Anyway, I am not here to talk about that but to ask if it is necessary to run the Integra's audio calibration set up again. In all honesty everything sounds "right", I just want to know what the concensus is on this!

PS. I paid $ 800.00 Can for the used A52 in the box absolutely flawless, and it included 5 "Canare" 3' cables, I think that's how its spelled, did I pay it too much?

Paul
post #141 of 227
Thread Starter 
Repost this in the forum. Posts in this thread should be about the FAQ (and you will get better responses by posting to the AVR/Amp forum.
post #142 of 227
I just want to say a big thanks to the OP for writing this FAQ. I always wondered what the hell a amp/prepro was and what it was used for. Reading the sticky clarified a lot of questions I had.
post #143 of 227
Thread Starter 
Glad it helped
post #144 of 227
If I want to build a 2.0 system for now and perhaps 5.1 in the future, will a 7.1 AVR overkill or it doesn't matter? It's for the bedroom and not going to be too loud at most of the time. Thanks in advance for your comment?
post #145 of 227
Thread Starter 
Repost your question to amp/receiver forum. Posts in this thread should be about the FAQ (and you will get better responses by posting to the AVR/Amp forum.)
post #146 of 227
Is there sort of a standard range for external amplifier input sensitivity and gain?

Or if not, does anyone know how big of a swing in gain there can be with typical HT amps?
post #147 of 227
Thread Starter 
Most are in the 1 V to 1.3 V range for input sensitivity.
post #148 of 227
Quote:
Originally Posted by MichaelJHuman View Post

Most are in the 1 V to 1.3 V range for input sensitivity.

What about gain, is there a similar range and is it tied to wattage?
post #149 of 227
Thread Starter 
Quote:
Originally Posted by rnrgagne View Post

What about gain, is there a similar range and is it tied to wattage?

If I recall, it's something like this...

Gain = 20 * log ( v1 / v0)

So 28 dB of gain is 25 time voltage?

Say the amp was 120 watts...

p = v^v / r [ into 8 ohms]

So then voltage is 31 Volts at peak wattage? (Never can remember if I have to factor in peak vs average)

So if voltage gain is 25 times, then input sensitivity must be ... 1.25 volts?
post #150 of 227
Dear Friends,

My name is Sudhakar and I need some help in making a decision to buy a good Amp/Receiver.

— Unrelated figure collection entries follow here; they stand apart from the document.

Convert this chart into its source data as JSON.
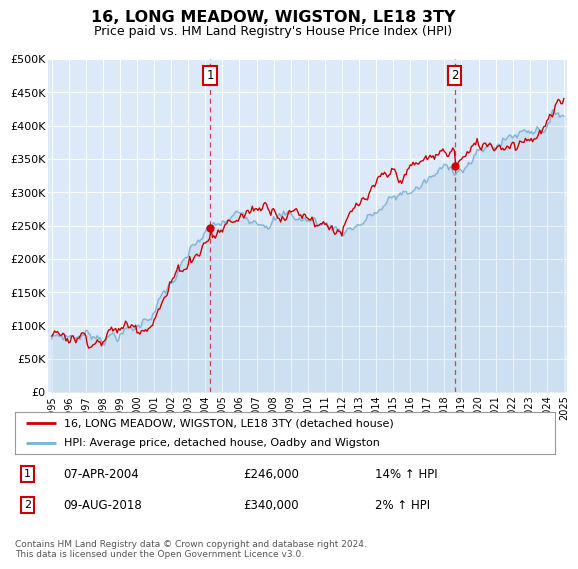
{
  "title": "16, LONG MEADOW, WIGSTON, LE18 3TY",
  "subtitle": "Price paid vs. HM Land Registry's House Price Index (HPI)",
  "ylabel_ticks": [
    "£0",
    "£50K",
    "£100K",
    "£150K",
    "£200K",
    "£250K",
    "£300K",
    "£350K",
    "£400K",
    "£450K",
    "£500K"
  ],
  "ytick_values": [
    0,
    50000,
    100000,
    150000,
    200000,
    250000,
    300000,
    350000,
    400000,
    450000,
    500000
  ],
  "ylim": [
    0,
    500000
  ],
  "xmin_year": 1995,
  "xmax_year": 2025,
  "xtick_years": [
    1995,
    1996,
    1997,
    1998,
    1999,
    2000,
    2001,
    2002,
    2003,
    2004,
    2005,
    2006,
    2007,
    2008,
    2009,
    2010,
    2011,
    2012,
    2013,
    2014,
    2015,
    2016,
    2017,
    2018,
    2019,
    2020,
    2021,
    2022,
    2023,
    2024,
    2025
  ],
  "bg_color": "#dce9f8",
  "fig_bg_color": "#ffffff",
  "red_line_color": "#cc0000",
  "blue_line_color": "#7bafd4",
  "sale1_year": 2004.27,
  "sale1_price": 246000,
  "sale2_year": 2018.61,
  "sale2_price": 340000,
  "legend_label_red": "16, LONG MEADOW, WIGSTON, LE18 3TY (detached house)",
  "legend_label_blue": "HPI: Average price, detached house, Oadby and Wigston",
  "annot1_date": "07-APR-2004",
  "annot1_price": "£246,000",
  "annot1_hpi": "14% ↑ HPI",
  "annot2_date": "09-AUG-2018",
  "annot2_price": "£340,000",
  "annot2_hpi": "2% ↑ HPI",
  "footer": "Contains HM Land Registry data © Crown copyright and database right 2024.\nThis data is licensed under the Open Government Licence v3.0."
}
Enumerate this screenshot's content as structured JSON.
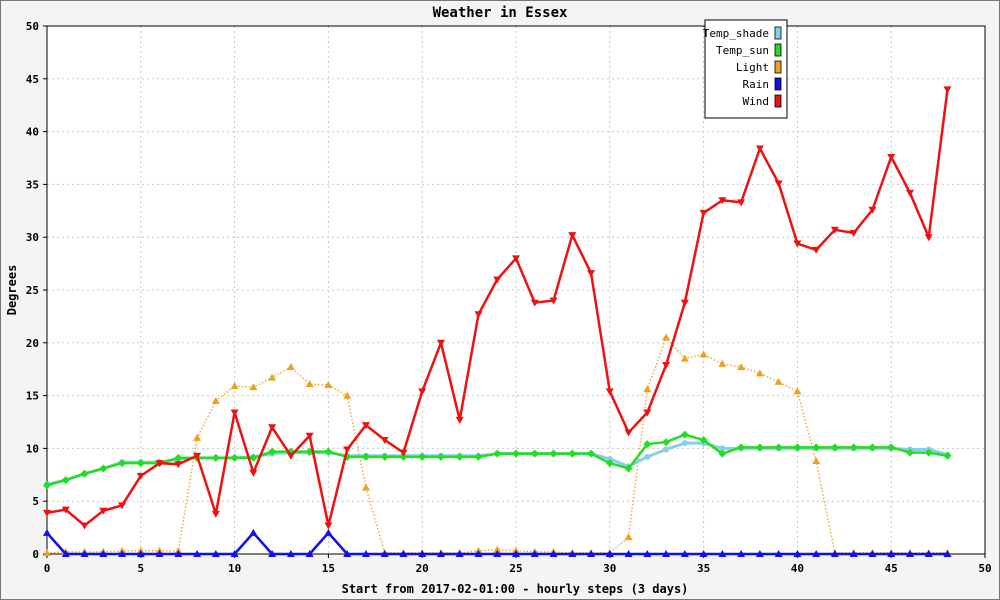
{
  "chart_data": {
    "type": "line",
    "title": "Weather in Essex",
    "xlabel": "Start from 2017-02-01:00 - hourly steps (3 days)",
    "ylabel": "Degrees",
    "xlim": [
      0,
      50
    ],
    "ylim": [
      0,
      50
    ],
    "xticks": [
      0,
      5,
      10,
      15,
      20,
      25,
      30,
      35,
      40,
      45,
      50
    ],
    "yticks": [
      0,
      5,
      10,
      15,
      20,
      25,
      30,
      35,
      40,
      45,
      50
    ],
    "grid": true,
    "legend_position": "top-right",
    "x": [
      0,
      1,
      2,
      3,
      4,
      5,
      6,
      7,
      8,
      9,
      10,
      11,
      12,
      13,
      14,
      15,
      16,
      17,
      18,
      19,
      20,
      21,
      22,
      23,
      24,
      25,
      26,
      27,
      28,
      29,
      30,
      31,
      32,
      33,
      34,
      35,
      36,
      37,
      38,
      39,
      40,
      41,
      42,
      43,
      44,
      45,
      46,
      47,
      48
    ],
    "series": [
      {
        "name": "Temp_shade",
        "color": "#87ceeb",
        "marker": "circle",
        "style": "solid",
        "values": [
          6.6,
          7.0,
          7.6,
          8.1,
          8.7,
          8.7,
          8.7,
          9.0,
          9.1,
          9.1,
          9.1,
          9.2,
          9.5,
          9.6,
          9.6,
          9.6,
          9.3,
          9.3,
          9.3,
          9.3,
          9.3,
          9.3,
          9.3,
          9.3,
          9.5,
          9.5,
          9.5,
          9.5,
          9.5,
          9.5,
          9.0,
          8.3,
          9.2,
          9.9,
          10.5,
          10.5,
          10.0,
          10.0,
          10.0,
          10.0,
          10.0,
          10.0,
          10.0,
          10.0,
          10.0,
          10.0,
          9.9,
          9.9,
          9.4
        ]
      },
      {
        "name": "Temp_sun",
        "color": "#22dd22",
        "marker": "diamond",
        "style": "solid",
        "values": [
          6.5,
          7.0,
          7.6,
          8.1,
          8.6,
          8.6,
          8.6,
          9.1,
          9.1,
          9.1,
          9.1,
          9.1,
          9.7,
          9.7,
          9.7,
          9.7,
          9.2,
          9.2,
          9.2,
          9.2,
          9.2,
          9.2,
          9.2,
          9.2,
          9.5,
          9.5,
          9.5,
          9.5,
          9.5,
          9.5,
          8.6,
          8.1,
          10.4,
          10.6,
          11.3,
          10.8,
          9.5,
          10.1,
          10.1,
          10.1,
          10.1,
          10.1,
          10.1,
          10.1,
          10.1,
          10.1,
          9.6,
          9.6,
          9.3
        ]
      },
      {
        "name": "Light",
        "color": "#f0a020",
        "marker": "triangle-up",
        "style": "dotted",
        "values": [
          0.1,
          0.2,
          0.2,
          0.2,
          0.3,
          0.3,
          0.3,
          0.3,
          11.0,
          14.5,
          15.9,
          15.8,
          16.7,
          17.7,
          16.1,
          16.0,
          15.0,
          6.3,
          0.1,
          0.1,
          0.1,
          0.1,
          0.1,
          0.3,
          0.4,
          0.3,
          0.2,
          0.2,
          0.1,
          0.1,
          0.1,
          1.6,
          15.6,
          20.5,
          18.5,
          18.9,
          18.0,
          17.7,
          17.1,
          16.3,
          15.4,
          8.8,
          0.1,
          0.1,
          0.1,
          0.1,
          0.1,
          0.1,
          0.1
        ]
      },
      {
        "name": "Rain",
        "color": "#1010ee",
        "marker": "triangle-up",
        "style": "solid",
        "values": [
          2.0,
          0,
          0,
          0,
          0,
          0,
          0,
          0,
          0,
          0,
          0,
          2.0,
          0,
          0,
          0,
          2.0,
          0,
          0,
          0,
          0,
          0,
          0,
          0,
          0,
          0,
          0,
          0,
          0,
          0,
          0,
          0,
          0,
          0,
          0,
          0,
          0,
          0,
          0,
          0,
          0,
          0,
          0,
          0,
          0,
          0,
          0,
          0,
          0,
          0
        ]
      },
      {
        "name": "Wind",
        "color": "#ee1111",
        "marker": "triangle-down",
        "style": "solid",
        "values": [
          3.9,
          4.2,
          2.7,
          4.1,
          4.6,
          7.4,
          8.6,
          8.5,
          9.3,
          3.8,
          13.4,
          7.7,
          12.0,
          9.3,
          11.2,
          2.7,
          9.9,
          12.2,
          10.8,
          9.6,
          15.4,
          20.0,
          12.7,
          22.7,
          26.0,
          28.0,
          23.8,
          24.0,
          30.2,
          26.6,
          15.4,
          11.5,
          13.4,
          17.9,
          23.8,
          32.3,
          33.5,
          33.3,
          38.4,
          35.1,
          29.4,
          28.8,
          30.7,
          30.4,
          32.6,
          37.6,
          34.2,
          30.0,
          44.0
        ]
      }
    ]
  }
}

I have decided to buy the BOSE 901 Series VI with EQ.

I wanted to know what is the ideal AMP / Receiver that I should buy to get the best performance out of 901 series. Here again, I did some study (to my limited knowledge) and have an inclination to buy Yamaha product but considering the variety of options available, I need help to decide on a particular model that complements Bose 901 to its best.

As an alternative to Yamaha, if you have suggestions for other brand/models, please do give me your thoughts.

Price is not a constraint here and I am only looking at getting the best combination for Bose 901.

Looking forward to suggestions and inputs.